NFL Commissioner Roger Goodell (pictured right) justified the suspension in part on the convenient destruction of Brady’s phone shortly before he was due to be questioned by the league, and the subsequent loss of potentially incriminating text messages between the QB and the equipment staff.
The Patriots and the NFL Players Association challenged the suspension, saying it violated the players’ collective bargaining agreement. The NFLPA called Goodell’s suspension notice a “propaganda piece written for public consumption,” implying that Goodell was overcompensating after having initially administered what many felt was insufficient punishment to Baltimore Ravens player Ray Rice after he was caught on video slugging his wife in an Atlantic City casino.

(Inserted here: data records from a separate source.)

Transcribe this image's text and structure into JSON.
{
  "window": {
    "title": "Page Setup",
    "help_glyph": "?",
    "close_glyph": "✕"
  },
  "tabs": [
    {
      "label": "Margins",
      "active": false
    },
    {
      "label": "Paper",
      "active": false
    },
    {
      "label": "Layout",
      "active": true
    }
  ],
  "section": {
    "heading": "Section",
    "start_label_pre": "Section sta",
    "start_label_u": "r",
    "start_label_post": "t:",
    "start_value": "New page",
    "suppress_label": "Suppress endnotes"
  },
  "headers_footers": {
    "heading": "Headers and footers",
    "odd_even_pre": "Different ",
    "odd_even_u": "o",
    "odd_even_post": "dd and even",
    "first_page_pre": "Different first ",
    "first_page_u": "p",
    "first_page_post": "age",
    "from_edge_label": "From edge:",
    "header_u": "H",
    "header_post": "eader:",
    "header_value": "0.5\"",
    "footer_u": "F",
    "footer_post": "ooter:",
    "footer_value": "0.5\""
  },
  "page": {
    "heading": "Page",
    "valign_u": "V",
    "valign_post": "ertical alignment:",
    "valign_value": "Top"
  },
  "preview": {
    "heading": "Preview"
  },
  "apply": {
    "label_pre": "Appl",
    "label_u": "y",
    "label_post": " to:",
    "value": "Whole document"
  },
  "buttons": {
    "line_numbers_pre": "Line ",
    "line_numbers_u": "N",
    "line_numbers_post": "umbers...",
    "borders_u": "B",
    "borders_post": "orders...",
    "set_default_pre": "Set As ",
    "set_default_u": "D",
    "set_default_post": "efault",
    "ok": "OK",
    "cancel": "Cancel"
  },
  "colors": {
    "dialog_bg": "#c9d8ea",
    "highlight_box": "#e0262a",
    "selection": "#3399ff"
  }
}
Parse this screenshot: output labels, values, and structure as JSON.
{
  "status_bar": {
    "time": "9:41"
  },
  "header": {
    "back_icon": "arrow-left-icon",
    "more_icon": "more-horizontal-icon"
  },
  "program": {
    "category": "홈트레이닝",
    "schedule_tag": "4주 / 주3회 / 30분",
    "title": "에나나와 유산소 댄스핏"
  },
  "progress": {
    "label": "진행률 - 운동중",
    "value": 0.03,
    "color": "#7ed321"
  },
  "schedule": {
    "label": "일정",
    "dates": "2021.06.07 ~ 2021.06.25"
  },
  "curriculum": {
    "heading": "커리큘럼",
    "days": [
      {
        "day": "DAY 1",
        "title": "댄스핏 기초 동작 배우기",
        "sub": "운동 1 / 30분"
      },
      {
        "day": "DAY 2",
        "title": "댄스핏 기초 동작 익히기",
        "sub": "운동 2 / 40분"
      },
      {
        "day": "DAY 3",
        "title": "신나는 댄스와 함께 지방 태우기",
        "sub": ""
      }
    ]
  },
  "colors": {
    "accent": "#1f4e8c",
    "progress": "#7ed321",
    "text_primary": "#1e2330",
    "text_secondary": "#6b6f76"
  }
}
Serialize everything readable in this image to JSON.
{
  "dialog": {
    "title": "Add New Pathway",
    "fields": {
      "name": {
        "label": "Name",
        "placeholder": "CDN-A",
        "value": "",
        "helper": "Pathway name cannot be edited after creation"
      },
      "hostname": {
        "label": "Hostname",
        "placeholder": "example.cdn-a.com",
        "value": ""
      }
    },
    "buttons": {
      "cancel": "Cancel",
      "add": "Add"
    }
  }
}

In his ruling, Berman criticized Goodell for dispensing “his own brand of industrial justice” rather than following the proscribed procedure. In the past 12 months, Goodell has lost five court challenges of penalties imposed on players, cases that cost the league millions of dollars and which have led to questions regarding Goodell’s stewardship of the league.
Berman’s ruling clears the way for Brady to appear in the Pats’ season-opener against the Steelers on Sept. 10. There’s a chance the NFL could appeal the ruling, but few expect the NFL to take this route, given the seemingly ironclad legal justification behind Berman’s decision. Meanwhile, sportsbook managers and fantasy football players have been left scrambling to adjust lines and line-ups.
Berman may have also saved Brady’s marriage. The latest issue of noted journalistic authority US Weekly claims Brady’s supermodel wife Gisele Bundchen had threatened to divorce Tom because the stress brought on by Deflategate had made Tom “very nasty and irritable and started acting out on her.” Hey, we saw Brady’s Entourage cameo… The man couldn’t act to save his life.